Quelle adottate sono misure dolorose ma inevitabili. Sono tese a salvaguardare l’immagine internazionale del Paese e la credibilità della sua classe dirigente, anche agli occhi della pubblica opinione interna. Fin dall’inizio del suo mandato, poi divenuto a vita, Xi Jinping ha promesso ai cinesi di farli vivere sempre meglio e di ridurre progressivamente le diseguaglianze. In cambio ha ottenuto obbedienza totale. Come dimostra anche il non intervento di Pechino per reprimere le violente proteste di piazza a Hong Kong, sono lontanissimi i tempi dei carri armati a piazza Tien An Men, ma nessuna apertura è ancora possibile in Cina a proposito di valori quali libertà, democrazia, diritti civili come intesi in Occidente.

Nelle grandi città cinesi sono abituali le pacifiche manifestazioni, specie a difesa dell’ambiente. Anche internet è più libero di quel che comunemente si pensa. Sono fenomeni che si spiegano solo se si ammette che i cinesi apprezzano il loro governo, non hanno alcun desiderio di una democrazia liberale che per altro non hanno mai conosciuto. Finora hanno creduto nella promessa del partito- stato : abbiate fiducia, vi faremo vivere sempre meglio. Già, finora. Xi Jinping sa che la sua credibilità rischierebbe di incrinarsi se, causa il virus, la Cina perdesse nel mondo l’immagine che ha costruito negli ultimi anni: una superpotenza economica ad altissima tecnologia, un player primario del mercato finanziario globale, un partner commerciale che accetta le regole del WTO, un Paese che assicura totale stabilità interna e non minaccia militarmente i vicini asiatici, giapponesi e coreani in primo luogo.

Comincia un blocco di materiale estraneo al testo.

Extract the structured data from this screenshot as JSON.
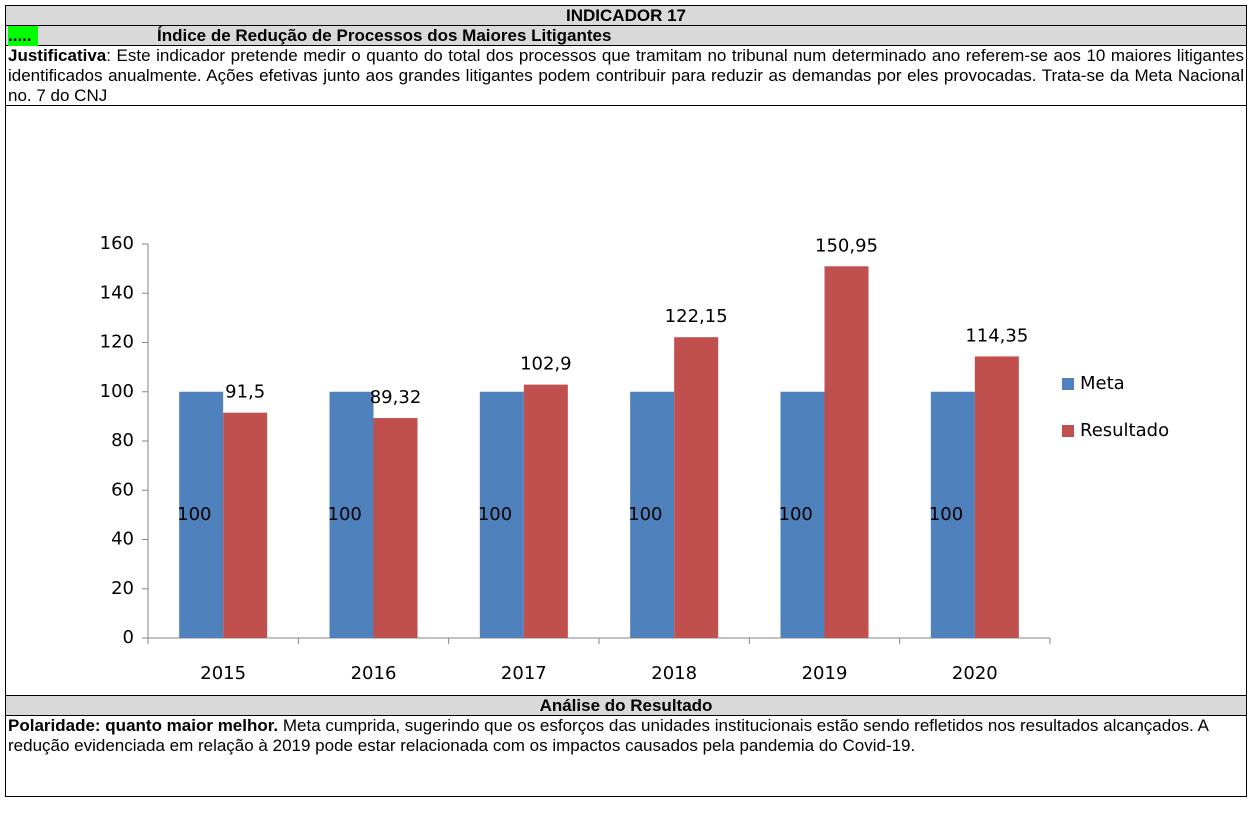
{
  "header": {
    "title": "INDICADOR 17",
    "marker": ".....",
    "subtitle": "Índice de Redução de Processos dos Maiores Litigantes"
  },
  "justification": {
    "label": "Justificativa",
    "text": ": Este indicador pretende medir o quanto do total dos processos que tramitam no tribunal num determinado ano referem-se aos 10 maiores litigantes identificados anualmente.  Ações efetivas junto aos grandes litigantes podem contribuir para reduzir as demandas por eles provocadas. Trata-se da Meta Nacional no. 7 do CNJ"
  },
  "chart_data": {
    "type": "bar",
    "categories": [
      "2015",
      "2016",
      "2017",
      "2018",
      "2019",
      "2020"
    ],
    "series": [
      {
        "name": "Meta",
        "color": "#4f81bd",
        "values": [
          100,
          100,
          100,
          100,
          100,
          100
        ]
      },
      {
        "name": "Resultado",
        "color": "#c0504d",
        "values": [
          91.5,
          89.32,
          102.9,
          122.15,
          150.95,
          114.35
        ],
        "value_labels": [
          "91,5",
          "89,32",
          "102,9",
          "122,15",
          "150,95",
          "114,35"
        ]
      }
    ],
    "ylim": [
      0,
      160
    ],
    "yticks": [
      0,
      20,
      40,
      60,
      80,
      100,
      120,
      140,
      160
    ],
    "legend": "right"
  },
  "analysis": {
    "title": "Análise do Resultado",
    "lead": "Polaridade: quanto maior melhor.",
    "text": " Meta cumprida, sugerindo que os esforços das unidades institucionais estão sendo refletidos nos resultados alcançados. A redução evidenciada em relação à 2019 pode estar relacionada com os impactos causados pela pandemia do Covid-19."
  }
}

Tutto ciò nonostante il partito comunista, unico partito esistente, sia al potere da settant'anni e la parola elezioni sia sconosciuta.

È un dato di fatto che perfino Trump, volente o nolente, ha finito per riconoscere e che per Pechino è il valore da difendere ad ogni costo. Per questo Xi Jinping sta facendo quel che il suo predecessore ai tempi della Sars Hu Jintao nemmeno poteva immaginare. Ha chiesto aiuto al mondo e ha pubblicamente ringraziato chi, come l’Italia, lo ha fatto. Ha aperto le porte alla informazione libera concedendo visti di ingresso alle centinaia di giornalisti occidentali che sono attualmente all opera in Cina. Finanche i servizi della TV di stato e le pagine del Quotidiano del popolo sono pieni di notizie ed informazioni , anche se per lo più sono volte a garantire che Whuan e la Cina sconfiggeranno il demone.

C’è di che riflettere. Circa cinquanta anni fa Nixon si senti rispondere da Chu En Lai, alto papavero del regime comunista, che era troppo presto, per esprimere un giudizio sulla... rivoluzione francese! Sembra incredibile ma è vero. Il virus conferma che chi comanda oggi a Pechino non pensa più che ' il trascorrere del tempo è un battito d ala di farfalla' ( Mao Tse Tung).